14.1 AGM. All amendments or changes to these Bylaws may be effected at the Annual General Meeting by not less than a two-thirds vote of voters present as set forth in Article 10 Section 6(b).

14.2 Special Meeting. Amendments or changes may also be made to these Bylaws by not less than a two-thirds vote of voters present at a special meeting called for that purpose.

14.3 Notification. The Secretary shall notify all member teams and the Board of Directors of proposed amendments or changes in writing at least 14 days prior to the meeting.

ARTICLE 15: APPEALS

15.1 Scope. Any member team or individual shall have the right to appeal to the Board of Directors any final decision of the Judiciary Commissioner, Board of Directors, or Judicial Committee appointed by the Judiciary Commissioner to resolve a dispute or hear a disciplinary, or other matter. Any decision made by the Judiciary Commissioner, the Judicial Committee, or the Board of Directors, including any associated suspension or other punishment, shall remain in effect during the pendency of the appeal.

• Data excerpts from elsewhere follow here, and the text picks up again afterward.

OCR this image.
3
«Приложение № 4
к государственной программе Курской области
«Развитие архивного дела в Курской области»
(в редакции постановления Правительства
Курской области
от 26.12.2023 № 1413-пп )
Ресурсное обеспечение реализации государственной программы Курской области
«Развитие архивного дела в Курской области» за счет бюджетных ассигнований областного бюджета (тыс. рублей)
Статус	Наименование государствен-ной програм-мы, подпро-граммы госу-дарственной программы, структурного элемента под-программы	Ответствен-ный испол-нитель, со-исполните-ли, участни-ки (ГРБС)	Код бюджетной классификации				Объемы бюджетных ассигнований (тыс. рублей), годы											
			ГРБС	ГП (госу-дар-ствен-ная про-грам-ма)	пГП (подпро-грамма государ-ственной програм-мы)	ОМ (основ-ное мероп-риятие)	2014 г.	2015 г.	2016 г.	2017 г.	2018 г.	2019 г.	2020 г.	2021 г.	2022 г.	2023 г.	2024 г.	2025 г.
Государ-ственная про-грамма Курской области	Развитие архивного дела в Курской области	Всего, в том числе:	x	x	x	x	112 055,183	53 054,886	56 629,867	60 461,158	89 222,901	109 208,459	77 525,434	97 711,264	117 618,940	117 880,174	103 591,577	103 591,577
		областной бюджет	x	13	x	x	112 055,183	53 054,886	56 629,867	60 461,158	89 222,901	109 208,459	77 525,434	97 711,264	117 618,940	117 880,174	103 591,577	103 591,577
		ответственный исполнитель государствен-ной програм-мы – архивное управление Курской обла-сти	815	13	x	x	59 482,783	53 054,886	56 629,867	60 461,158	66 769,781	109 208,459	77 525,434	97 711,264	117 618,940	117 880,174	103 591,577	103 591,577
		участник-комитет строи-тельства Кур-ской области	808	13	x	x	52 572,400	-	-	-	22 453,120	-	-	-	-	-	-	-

15.2 Procedure. An appeal must be made in writing (briefly describing the matter and the basis of the appeal), directed to the President and Judiciary Commissioner of the Board of Directors. The appeal must be received by the President and Judiciary Commissioner within ten (10) days of receipt by the appellant of written notification of the decision which is being appealed accompanied by the appropriate fee as stated in Rule 9 of the current NUWS Rules. The complete appeal process is stated clearly in its entirety in Rule 9 of the current NUWS Rules.

15.3 Hearing an Appeal.

  1. If the procedures set forth in Section 15.2 and Rule 9 of the current NUWS Rules have been followed, the appeal shall be heard at the next meeting of the Board of Directors. There shall be no obligation to call a special meeting of the Board of Directors for this purpose. Subject to the rules of proceeding established by the Board of Directors, the appellant may present written or oral testimony about the decision being appealed, as may the appellee. The hearing shall be informal and the rules of evidence shall not be followed, and the proceedings shall not be recorded unless the Board of Directors so determines.
  2. If the Board of Directors deems it necessary, a special meeting may be called to hear an appeal.

15.4 Decision. The Board of Directors shall decide the appeal by majority vote and shall notify the appellant and the appellee of the decision in writing within a reasonable time thereafter.

15.5 Further Appeals. Following the decision of the Board of Directors, the losing party may appeal the decision in the manner provided in the rules and procedures of OASA and USSF.

15.6 Exclusive Remedy. No member team, individual, or other entity may invoke the aid of the courts of any state or the United States without first exhausting all available remedies within the League, the OASA, and the USSF. For violating the preceding sentence, the offending party shall be liable to the League and its Directors and Officers for all expenses incurred in defending each court action, including but not limited to (a) court costs, (b) reasonable attorney fees at trial or on appeal, (c) reasonable compensation for time spent by the League Directors, Officers and employees in responding to and defending against allegations in the action, including responses to discovery requests and court appearances, and (d) reasonable travel expenses.

ARTICLE 16: NOTICE

16.1 Written Notice. Notice shall be in writing unless oral notice is specifically permitted under the circumstances by the Articles of Incorporation or these Bylaws.

16.2 Methods of Notice. Notice may be communicated in person, by telephone, or other form of wire or wireless communication or by mail or private carrier.

16.3 When Notice Effective.

    1. Oral notice is effective when communicated if communicated in a comprehensible manner.
    2. Written notice, if in a comprehensible form, is effective at the earliest of the following:
    3. When received;
    1. Five (5) days after its postmark, if mailed by United States mail correctly addressed and with first class postage affixed; or the date the email was sent (proof of return receipt required); or
    2. On the date shown on the return receipt, if sent by registered or certified mail, return receipt requested, and the receipt is signed by or on behalf of the addressee.